Nephrology News & Issues - Spotlight Archive
Incentives for home dialysis - for the right reasons?
by Mark E. Neumann.
Payers of health care services today not only want more for their money, but they want delivery of the services they pay for—and their beneficiaries expect the same. Medicare, the largest payer of health care services in the United States, has over 49 million customers. California tops the charts at 5 million, followed by Florida at 3.5 million beneficiaries; Vermont has the least at 117,393 patients. How do you insure that all these patients get good quality care – and good access to all medical treatments available to them?
One way is financial incentives to the providers offering the care. For example, hospitals are now being penalized by Medicare if patients are readmitted for problems related to the original diagnosis. Physicians are facing penalties next year if they don't meet certain Medicare-imposed goals to use electronic health record systems.
In dialysis, providers are getting ready for the third year of the Quality Incentive Program, an initiative by the Centers for Medicare and Medicaid Services to track how the renal community is meeting quality measures. CMS will take up to 2% of the facility's bundled payment if they don't reach a performance score acceptable to the agency on measures such as anemia management, dialysis adequacy, use of fistulas, infection control, and testing patient satisfaction.
Access to home dialysis
When dialysis was first developed as a therapy in the late 1960s, home was the logical place for it. Congress had not yet funded the therapy, and outpatient centers were few and far between. Hospitals still offered programs, but funds and equipment was scarce.
Once the ESRD Program was initiated in 1973 with Medicare funding, however, patients were encouraged to leave home and dialyze in outpatient centers. With guaranteed payment from the federal government and a growing patient population, dialysis companies sprouted up and began an accelerated build-up of clinics around the country. If not for the development of peritoneal dialysis in the late 1970s-early 1980s, home dialysis might have all but disappeared.
Today, the therapy is growing again with the help of—you guessed it—financial incentives from payers like Medicare. When it initiated the new Prospective Payment System, or the bundled payment, for dialysis care in 2011, CMS indicated it wanted to find a way to encourage more home dialysis (then around 8-10% of the ESRD patient population). Three years later, the community is starting to see some benefits. The key incentive for providers was simple: If you start a patient on a home therapy, CMS will start paying for treatments right away. If the patient goes directly to in-center hemodialysis, payment doesn't begin until three months later (a policy already in place). In addition, centers get paid an additional 51% of the composite rate in those first three months because of the extra care needed in the early stages of dialysis care. If the patient goes on home dialysis, that payment also begins immediately. If the patient is treated in-center, that payment doesn't begin until three months later.
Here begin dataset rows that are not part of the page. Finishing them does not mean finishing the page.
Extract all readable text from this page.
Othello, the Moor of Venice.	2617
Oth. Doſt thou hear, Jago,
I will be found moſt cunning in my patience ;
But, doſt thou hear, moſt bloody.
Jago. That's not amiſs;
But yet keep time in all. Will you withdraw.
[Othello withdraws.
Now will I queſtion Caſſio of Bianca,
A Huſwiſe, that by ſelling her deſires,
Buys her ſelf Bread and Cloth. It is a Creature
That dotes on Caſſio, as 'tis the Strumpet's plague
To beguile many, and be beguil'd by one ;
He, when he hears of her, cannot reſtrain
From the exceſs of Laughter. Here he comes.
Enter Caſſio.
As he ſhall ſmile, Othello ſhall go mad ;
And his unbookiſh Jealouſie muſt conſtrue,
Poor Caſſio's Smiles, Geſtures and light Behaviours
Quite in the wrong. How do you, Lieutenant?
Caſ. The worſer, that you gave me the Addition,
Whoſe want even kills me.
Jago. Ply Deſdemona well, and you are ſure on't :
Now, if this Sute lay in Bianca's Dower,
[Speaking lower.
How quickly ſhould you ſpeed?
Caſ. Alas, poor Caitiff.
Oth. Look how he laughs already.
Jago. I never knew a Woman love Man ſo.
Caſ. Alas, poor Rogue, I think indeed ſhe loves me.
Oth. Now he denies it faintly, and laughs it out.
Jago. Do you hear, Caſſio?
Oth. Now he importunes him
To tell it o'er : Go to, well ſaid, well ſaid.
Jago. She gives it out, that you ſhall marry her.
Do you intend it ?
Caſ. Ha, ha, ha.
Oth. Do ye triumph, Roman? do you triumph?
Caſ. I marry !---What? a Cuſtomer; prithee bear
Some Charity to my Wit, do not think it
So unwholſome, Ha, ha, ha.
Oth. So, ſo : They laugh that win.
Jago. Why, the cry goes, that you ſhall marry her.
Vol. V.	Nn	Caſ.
Growth in the number of patients on home therapy still has a long way to go—estimates now are that the use of peritoneal dialysis is now at 9%, an increase of 2% since the bundle took effect. Growth in home hemodialysis has not been as significant, likely due to a more difficult therapy for patients to grasp, more expensive equipment, and what the dialysis industry says is inadequate funding for training.
In our 2013 ranking of the largest dialysis providers in the United States, cumulative growth in the patient population among the eight largest providers showed an increase of 10,831 patients on home dialysis from 2011-2013. Of that growth, 6,802 patients were using peritoneal dialysis. While not all dialysis patients are on Medicare, it's a clear sign that the incentives are working.
Mr. Neumann has been executive editor of Nephrology News & Issues since 1989.